Die Mannschaft hat sich anders aufgestellt. Arnaud ist ein Siegfahrer. Er ist auch mit Blick auf die Tour de France unsere beste Chance auf einen Etappensieg. In dieser Optik wird er stets von fünf, sechs Fahrern begleitet werden. Außerdem haben wir mit Kévin Vauquelin einen talentierten Rundfahrt-Spezialisten, in den große Hoffnungen gesetzt werden. Die Tourde-France-Mannschaft stellt sich also quasi von alleine auf. Da wird es demnach ganz schwer, noch hineinzurutschen. Natürlich will ich auch mal irgendwann an der Frankreich-Rundfahrt teilnehmen. Aber Giro und Vuelta haben ebenfalls ihren Charme. Ich gehe das relativ gelassen ran. Ich will ganz einfach mit starken Auftritten zeigen, was ich kann.

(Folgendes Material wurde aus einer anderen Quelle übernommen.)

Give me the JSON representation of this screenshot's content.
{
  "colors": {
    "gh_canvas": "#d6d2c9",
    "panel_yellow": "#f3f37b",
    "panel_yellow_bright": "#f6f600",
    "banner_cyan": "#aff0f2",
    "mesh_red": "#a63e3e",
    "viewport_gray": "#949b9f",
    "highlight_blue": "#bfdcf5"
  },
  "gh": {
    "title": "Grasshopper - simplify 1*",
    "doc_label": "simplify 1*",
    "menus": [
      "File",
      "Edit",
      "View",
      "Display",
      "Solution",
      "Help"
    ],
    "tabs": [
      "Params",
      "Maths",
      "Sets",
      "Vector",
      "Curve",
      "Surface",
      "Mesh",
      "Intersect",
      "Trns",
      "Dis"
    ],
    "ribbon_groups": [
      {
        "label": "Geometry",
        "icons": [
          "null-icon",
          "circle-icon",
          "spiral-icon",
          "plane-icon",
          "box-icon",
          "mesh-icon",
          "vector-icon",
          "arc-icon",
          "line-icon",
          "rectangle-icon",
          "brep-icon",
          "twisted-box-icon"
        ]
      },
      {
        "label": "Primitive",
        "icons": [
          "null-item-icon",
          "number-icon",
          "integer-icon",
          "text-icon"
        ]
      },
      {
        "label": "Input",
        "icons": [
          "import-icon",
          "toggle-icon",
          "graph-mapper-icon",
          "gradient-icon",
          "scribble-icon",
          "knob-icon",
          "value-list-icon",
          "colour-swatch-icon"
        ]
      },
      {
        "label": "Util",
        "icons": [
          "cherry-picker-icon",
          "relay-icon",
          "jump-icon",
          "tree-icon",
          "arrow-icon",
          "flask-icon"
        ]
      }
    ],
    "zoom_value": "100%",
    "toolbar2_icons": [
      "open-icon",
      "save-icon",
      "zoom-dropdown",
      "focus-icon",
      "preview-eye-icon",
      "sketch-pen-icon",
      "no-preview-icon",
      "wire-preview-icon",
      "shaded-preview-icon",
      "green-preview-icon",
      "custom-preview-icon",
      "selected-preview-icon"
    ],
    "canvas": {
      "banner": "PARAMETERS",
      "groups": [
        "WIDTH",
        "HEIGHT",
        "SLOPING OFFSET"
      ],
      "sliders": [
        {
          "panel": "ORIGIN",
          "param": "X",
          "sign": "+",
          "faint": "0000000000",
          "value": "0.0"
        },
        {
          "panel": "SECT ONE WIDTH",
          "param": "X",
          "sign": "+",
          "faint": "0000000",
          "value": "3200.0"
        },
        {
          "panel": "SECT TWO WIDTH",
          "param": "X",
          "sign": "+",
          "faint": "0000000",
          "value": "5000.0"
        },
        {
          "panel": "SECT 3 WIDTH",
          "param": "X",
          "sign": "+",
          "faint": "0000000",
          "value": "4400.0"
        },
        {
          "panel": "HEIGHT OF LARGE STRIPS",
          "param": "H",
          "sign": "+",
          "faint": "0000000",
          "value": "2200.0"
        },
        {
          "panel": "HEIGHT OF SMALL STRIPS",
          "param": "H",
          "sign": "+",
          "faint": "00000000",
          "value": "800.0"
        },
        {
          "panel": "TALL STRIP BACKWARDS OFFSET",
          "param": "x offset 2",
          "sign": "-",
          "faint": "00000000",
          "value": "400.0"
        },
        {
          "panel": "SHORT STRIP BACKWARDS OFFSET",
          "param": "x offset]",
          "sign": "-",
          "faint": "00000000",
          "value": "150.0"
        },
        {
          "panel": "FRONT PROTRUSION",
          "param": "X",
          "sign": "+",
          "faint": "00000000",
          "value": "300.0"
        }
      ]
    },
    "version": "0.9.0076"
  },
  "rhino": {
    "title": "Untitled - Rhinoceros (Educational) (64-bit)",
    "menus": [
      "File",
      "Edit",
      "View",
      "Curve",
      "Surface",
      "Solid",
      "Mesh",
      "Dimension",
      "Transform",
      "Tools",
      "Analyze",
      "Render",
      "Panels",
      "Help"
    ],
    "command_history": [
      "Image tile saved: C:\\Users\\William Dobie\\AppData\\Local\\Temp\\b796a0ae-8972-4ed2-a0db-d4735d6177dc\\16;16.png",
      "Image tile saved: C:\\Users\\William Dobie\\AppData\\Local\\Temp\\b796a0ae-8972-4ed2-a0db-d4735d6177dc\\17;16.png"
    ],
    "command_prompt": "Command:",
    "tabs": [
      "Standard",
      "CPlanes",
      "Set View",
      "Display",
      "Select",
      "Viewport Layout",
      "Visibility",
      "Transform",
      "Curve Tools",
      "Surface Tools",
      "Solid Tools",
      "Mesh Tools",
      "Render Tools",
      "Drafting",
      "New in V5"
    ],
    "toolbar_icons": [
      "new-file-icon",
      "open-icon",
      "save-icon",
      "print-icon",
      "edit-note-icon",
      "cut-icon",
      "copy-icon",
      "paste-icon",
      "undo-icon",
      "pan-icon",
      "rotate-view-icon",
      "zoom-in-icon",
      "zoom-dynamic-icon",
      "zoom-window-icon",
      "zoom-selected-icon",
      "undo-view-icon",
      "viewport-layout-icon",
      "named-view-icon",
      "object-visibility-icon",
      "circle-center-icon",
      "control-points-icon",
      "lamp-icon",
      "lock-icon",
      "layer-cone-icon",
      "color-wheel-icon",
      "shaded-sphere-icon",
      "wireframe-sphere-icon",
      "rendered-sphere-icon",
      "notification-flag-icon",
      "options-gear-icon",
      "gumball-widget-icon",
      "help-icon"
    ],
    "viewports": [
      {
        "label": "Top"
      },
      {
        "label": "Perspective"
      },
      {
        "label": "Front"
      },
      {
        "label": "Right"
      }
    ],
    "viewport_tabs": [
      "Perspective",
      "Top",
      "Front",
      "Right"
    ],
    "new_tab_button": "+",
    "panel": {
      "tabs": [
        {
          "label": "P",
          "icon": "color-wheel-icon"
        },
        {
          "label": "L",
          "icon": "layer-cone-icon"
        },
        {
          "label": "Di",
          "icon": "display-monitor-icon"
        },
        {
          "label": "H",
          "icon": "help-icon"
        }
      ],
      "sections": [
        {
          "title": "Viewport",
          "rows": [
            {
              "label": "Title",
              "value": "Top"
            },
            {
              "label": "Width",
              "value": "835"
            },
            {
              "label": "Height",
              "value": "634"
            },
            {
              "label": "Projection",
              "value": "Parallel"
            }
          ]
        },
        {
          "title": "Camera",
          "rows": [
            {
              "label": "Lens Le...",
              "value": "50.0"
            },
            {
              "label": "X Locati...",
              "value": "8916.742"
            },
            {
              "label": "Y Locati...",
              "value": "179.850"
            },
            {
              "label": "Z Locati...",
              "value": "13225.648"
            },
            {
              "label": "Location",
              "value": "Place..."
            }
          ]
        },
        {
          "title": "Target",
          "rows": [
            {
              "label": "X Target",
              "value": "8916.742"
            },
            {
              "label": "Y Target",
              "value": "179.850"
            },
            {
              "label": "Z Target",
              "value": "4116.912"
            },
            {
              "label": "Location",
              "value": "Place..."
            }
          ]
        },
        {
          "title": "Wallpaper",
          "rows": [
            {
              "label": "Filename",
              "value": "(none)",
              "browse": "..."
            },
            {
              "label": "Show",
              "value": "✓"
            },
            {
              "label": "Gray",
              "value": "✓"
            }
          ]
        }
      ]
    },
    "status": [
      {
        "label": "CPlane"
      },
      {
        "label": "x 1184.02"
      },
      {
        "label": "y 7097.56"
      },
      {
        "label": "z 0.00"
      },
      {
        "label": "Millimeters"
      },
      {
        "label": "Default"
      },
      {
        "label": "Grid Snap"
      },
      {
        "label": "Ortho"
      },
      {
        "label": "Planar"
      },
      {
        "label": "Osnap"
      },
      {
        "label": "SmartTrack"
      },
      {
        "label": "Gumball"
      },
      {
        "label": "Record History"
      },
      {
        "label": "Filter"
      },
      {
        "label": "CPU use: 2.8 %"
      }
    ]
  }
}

Haben Sie sich ein konkretes Ziel für das Jahr 2024 gesetzt?
Klar ist, dass ich im vergangenen kein Topresultat erzielt habe. Es war keine schlechte Saison, aber es gab halt nicht den einen Ausreißer nach oben. Das soll sich in den kommenden Monaten ändern. Ich möchte ein paar Mal im Jahr vorne dabei sein. Das ist das Ziel eines jeden Fahrers. Ich bin mir bewusst, dass alles passen muss, wenn mir das gelingen soll. Ich bin und bleibe ein Helfer. Und die klassischen Vorbereitungsrennen, bei denen es vielleicht auch mal lockerer zugeht, gibt es nicht mehr. Das Tempo ist immer am Limit. Und in den Top Ten landen fast nur große Champions. Da fährt man nur sehr selten aus Glück hinein.
Hat das rasante Tempo auch etwas mit den jungen Wilden zu tun?
Ja, ganz klar. Ich zähle mit 25 Jahren nicht mehr zu den Jungen. Ich gehöre bereits zu den Fahrern, die eine gewisse Erfahrung haben und den Talenten mit Rat und Tat zu Seite stehen. Die Entwicklung ist rasant. Die Fahrer wechseln in immer jüngeren Jahren zu den Topteams. Sie trainieren schon als Kinder anders, sind stärker und besitzen ein anderes Grundniveau. Klar ist, dass für die besten Talente der Sprung von den Nachwuchsklassen zu einer der 20 besten Mannschaften weniger groß ist, als noch vor einigen Jahren. Sie stoßen jetzt zu den Topteams und fahren gleich vorne mit.